I have e-met many new relatives this past week, which is very exciting. And so far they have known me as the (more-or-less) rational researcher of my mother’s family.
Today they meet Frankie and realize I am a crazy dog lady.
Frankie is a rescue so I have no firm idea of when he entered the world, but I designated the 4th of July as his birthday because he is my Frankie Doodle Dandy. And I started doing this nine years ago, when I adopted him and my vet figured he was five. That makes him 14 today (forget about translating into dog years). Not surprisingly, he is a bit dotty and a bit deaf — but at least that might help mute the noise of the dread firecrackers.
Last year at this time I was writing a blog about dogs and had readers who would not have thought twice about my devotion to the canine species, or questioned the idea of a dog being considered a member of the family.
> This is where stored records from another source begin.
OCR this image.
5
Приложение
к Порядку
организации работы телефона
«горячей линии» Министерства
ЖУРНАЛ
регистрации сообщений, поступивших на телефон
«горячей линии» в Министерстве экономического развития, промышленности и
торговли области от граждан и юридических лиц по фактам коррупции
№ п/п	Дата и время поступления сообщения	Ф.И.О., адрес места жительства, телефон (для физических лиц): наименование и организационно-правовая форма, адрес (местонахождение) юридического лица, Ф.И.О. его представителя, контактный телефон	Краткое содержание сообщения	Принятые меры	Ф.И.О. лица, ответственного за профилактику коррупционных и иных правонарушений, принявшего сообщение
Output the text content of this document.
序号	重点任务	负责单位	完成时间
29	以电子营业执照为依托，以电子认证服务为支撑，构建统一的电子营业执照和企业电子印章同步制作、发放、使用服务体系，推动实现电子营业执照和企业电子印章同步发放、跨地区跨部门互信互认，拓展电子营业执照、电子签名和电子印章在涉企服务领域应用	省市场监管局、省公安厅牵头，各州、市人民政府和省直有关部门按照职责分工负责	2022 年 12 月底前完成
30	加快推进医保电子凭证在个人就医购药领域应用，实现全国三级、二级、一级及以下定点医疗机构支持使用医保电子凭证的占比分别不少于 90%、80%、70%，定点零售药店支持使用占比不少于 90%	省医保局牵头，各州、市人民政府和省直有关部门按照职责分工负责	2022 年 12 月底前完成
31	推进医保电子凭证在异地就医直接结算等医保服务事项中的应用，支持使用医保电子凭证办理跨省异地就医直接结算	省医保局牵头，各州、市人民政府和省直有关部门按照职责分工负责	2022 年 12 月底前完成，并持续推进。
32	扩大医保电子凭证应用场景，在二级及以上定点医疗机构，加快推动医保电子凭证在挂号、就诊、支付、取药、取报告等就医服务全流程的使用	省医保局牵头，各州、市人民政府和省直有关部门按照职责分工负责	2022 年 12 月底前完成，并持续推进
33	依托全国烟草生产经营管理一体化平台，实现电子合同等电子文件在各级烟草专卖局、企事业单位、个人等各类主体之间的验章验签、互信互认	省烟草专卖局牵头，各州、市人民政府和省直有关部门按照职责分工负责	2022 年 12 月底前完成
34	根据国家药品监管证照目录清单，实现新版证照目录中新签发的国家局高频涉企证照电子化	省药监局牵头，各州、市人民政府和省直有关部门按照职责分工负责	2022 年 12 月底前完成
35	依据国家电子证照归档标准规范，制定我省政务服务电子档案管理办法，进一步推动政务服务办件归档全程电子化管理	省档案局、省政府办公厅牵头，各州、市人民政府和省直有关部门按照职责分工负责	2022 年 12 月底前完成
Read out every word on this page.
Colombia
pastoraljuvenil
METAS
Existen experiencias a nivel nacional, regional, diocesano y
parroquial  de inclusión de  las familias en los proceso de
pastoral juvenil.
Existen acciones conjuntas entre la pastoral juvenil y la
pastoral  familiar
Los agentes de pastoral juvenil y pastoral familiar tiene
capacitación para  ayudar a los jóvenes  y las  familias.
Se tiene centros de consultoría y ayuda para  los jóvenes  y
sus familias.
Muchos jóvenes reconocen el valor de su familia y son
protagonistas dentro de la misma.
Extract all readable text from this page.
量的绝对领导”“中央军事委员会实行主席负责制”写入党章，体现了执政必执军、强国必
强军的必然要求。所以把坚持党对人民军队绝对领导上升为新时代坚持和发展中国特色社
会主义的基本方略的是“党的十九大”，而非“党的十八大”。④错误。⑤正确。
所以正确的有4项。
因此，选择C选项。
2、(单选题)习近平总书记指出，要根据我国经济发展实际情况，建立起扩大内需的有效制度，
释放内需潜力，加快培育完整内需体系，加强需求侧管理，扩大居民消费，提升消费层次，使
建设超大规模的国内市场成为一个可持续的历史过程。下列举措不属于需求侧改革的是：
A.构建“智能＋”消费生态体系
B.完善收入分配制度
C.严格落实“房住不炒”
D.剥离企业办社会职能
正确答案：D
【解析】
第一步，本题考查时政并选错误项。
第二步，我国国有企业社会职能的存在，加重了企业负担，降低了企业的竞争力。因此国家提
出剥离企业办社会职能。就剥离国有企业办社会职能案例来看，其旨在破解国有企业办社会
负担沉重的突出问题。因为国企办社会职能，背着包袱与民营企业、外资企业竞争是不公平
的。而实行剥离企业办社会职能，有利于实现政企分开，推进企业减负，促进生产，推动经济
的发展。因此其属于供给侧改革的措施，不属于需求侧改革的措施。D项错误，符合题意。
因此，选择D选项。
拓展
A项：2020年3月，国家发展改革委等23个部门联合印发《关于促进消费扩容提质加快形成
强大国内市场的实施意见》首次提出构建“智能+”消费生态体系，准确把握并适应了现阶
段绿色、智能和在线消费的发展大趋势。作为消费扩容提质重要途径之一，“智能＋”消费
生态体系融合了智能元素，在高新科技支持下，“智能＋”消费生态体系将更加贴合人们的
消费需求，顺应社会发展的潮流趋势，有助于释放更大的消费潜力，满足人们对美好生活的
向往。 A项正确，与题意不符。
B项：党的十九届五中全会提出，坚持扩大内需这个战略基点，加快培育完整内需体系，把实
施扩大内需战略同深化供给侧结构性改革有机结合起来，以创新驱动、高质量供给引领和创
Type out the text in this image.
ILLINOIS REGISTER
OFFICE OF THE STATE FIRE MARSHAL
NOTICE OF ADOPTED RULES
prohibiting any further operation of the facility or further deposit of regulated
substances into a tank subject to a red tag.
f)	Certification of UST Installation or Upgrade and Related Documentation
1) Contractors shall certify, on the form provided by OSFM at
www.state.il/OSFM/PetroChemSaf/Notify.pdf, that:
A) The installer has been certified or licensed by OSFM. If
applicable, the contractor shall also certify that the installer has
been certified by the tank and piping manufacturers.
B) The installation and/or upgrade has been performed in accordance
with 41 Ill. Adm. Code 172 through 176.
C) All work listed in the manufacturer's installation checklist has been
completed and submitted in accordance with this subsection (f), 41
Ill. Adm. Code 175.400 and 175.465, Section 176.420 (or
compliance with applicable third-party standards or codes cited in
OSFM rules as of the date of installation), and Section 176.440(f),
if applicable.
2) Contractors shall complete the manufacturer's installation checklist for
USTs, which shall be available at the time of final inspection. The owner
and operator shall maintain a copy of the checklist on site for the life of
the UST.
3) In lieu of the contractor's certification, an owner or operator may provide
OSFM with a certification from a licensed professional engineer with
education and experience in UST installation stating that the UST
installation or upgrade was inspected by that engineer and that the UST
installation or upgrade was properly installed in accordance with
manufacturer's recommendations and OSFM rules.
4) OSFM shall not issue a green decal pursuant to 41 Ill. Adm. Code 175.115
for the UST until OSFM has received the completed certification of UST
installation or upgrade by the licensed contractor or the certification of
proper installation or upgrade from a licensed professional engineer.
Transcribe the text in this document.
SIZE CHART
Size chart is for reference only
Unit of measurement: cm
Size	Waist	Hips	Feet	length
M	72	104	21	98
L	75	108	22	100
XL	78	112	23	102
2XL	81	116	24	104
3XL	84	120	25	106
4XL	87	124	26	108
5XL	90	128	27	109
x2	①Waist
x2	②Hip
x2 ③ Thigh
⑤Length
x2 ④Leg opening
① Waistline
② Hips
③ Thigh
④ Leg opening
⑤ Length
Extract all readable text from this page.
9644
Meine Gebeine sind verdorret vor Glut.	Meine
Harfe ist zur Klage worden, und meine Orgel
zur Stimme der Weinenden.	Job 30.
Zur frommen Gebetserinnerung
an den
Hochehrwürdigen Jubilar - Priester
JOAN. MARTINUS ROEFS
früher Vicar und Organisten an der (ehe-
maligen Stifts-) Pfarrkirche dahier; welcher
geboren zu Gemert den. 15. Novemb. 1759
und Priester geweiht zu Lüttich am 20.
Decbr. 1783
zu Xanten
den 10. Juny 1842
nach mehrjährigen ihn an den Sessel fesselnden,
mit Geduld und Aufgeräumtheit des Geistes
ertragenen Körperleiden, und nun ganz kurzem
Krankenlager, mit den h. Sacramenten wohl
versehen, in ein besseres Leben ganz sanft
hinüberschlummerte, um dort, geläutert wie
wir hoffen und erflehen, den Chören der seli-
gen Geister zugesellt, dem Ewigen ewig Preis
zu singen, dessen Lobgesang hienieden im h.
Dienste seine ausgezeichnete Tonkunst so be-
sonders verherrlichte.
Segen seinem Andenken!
This year I’ve been focusing on humans. I have only made Frankie the subject of these pages once, when I discussed Sex and the Single Genealogist.
But my mother, who died more than 20 years ago (on July 2, 1991), was buried on July 4, so today my interspecies interests converge.
My Mother and Frankie
To backtrack for a moment: I wasn’t always a crazy dog lady. Frankie was my first dog and a bit of an impulse adoption, especially given that I was a travel writer (dog rescuers can be relentless). Soon after I adopted him, I realized that I was completely completely clueless about what to do with this alien creature who had taken up residence in my home. So I did what writers do: I researched, researched, researched, and then wrote a book about the results, Am I Boring My Dog (Alpha Penguin)
Which brings me back to today. One of the topics I wrote about in the book was the Rainbow Bridge, the place where many people believe pets go after they pass:
According to the story, every cherished pet that dies goes to live in a verdant meadow below the bridge, restored to youth and health, eating delicious food, and cavorting happily with other pets. The only thing missing from the picture is the beloved human companion: you. When you arrive, there is great celebration and then you cross over together to the other side.
I confess that I cry like a baby whenever I read this story. It’s only after I blow my nose that I start nitpicking the details–as I do with all strict delineations of the hereafter.
Meadows are all well and good, I think, but shouldn’t spilled garbage, a dog favorite through the ages, be involved, too? And pigs’ ears? If so, would pet pigs get a separate area to wait for their ascent to hog heaven, one where dogs won’t covet their hearing organs? And, as I mentioned in this book’s introduction, my mother feared all creatures great and small. Did she shed her animal anxieties when she left her body–or will I be forced to choose between hanging out with her or Frankie? (Don’t ask.)
As this might suggest, I’m not a big fan of the woo woo. And my mother wouldn’t have been a big fan of Frankie.
But I’ve met several people who have told me stories about family members returning as pets, and I like to think of myself as open minded. Besides, I now have a reputation as a crazy dog lady to uphold with my newfound family.
What my mother and Frankie have in common
- Skittishness. My mother was rather nervous and somewhat antisocial.
- Lack of forthrightness about the past. Frankie never talked about his past. Neither did my mother. I know my mother’s involved trauma; there’s a good bet Frankie’s did too.
- Shortness. Relative to the rest of their species, of course, not relative to each other.
- Dislike of the medical profession. My mother liked going to the doctor about as much as Frankie likes going to the vet.
- Conditional unconditional love for me. The whole notion of a dog’s unconditional love has always driven me crazy. Dogs love their people — but on their own terms and time frame (not when, for example, they are eating and you want their attention). My mother’s love was like that. She was critical of me and disapproving of many things that I did, but I never doubted her devotion.
- July 4 as a significant date. Sure, there’s that Frankie Doodle Dandy thing, but maybe I really chose this date for Frankie’s birthday because, subliminally, I knew about my mother.
Me neither. But it’s fun to speculate. And think about the karmic possibilities. I never had to take care of my mother in her old age, but I’m at the beck and call of my geriatric, diabetic dog.
One more thing…
In case you’re wondering what I am doing about Frankie’s birthday: I am giving him the gift of not dressing him up in annoying red-white-and-blue streamers and a cocktail napkin neckerchief, as I did in the past so I could take the (admittedly worth it — at least to me) picture that you see here. And of course I am staying home with him so he won’t be alone and freaked out by the firecrackers and fireworks. Just in case his hearing loss is selective (see “Conditional unconditional love for me,” above).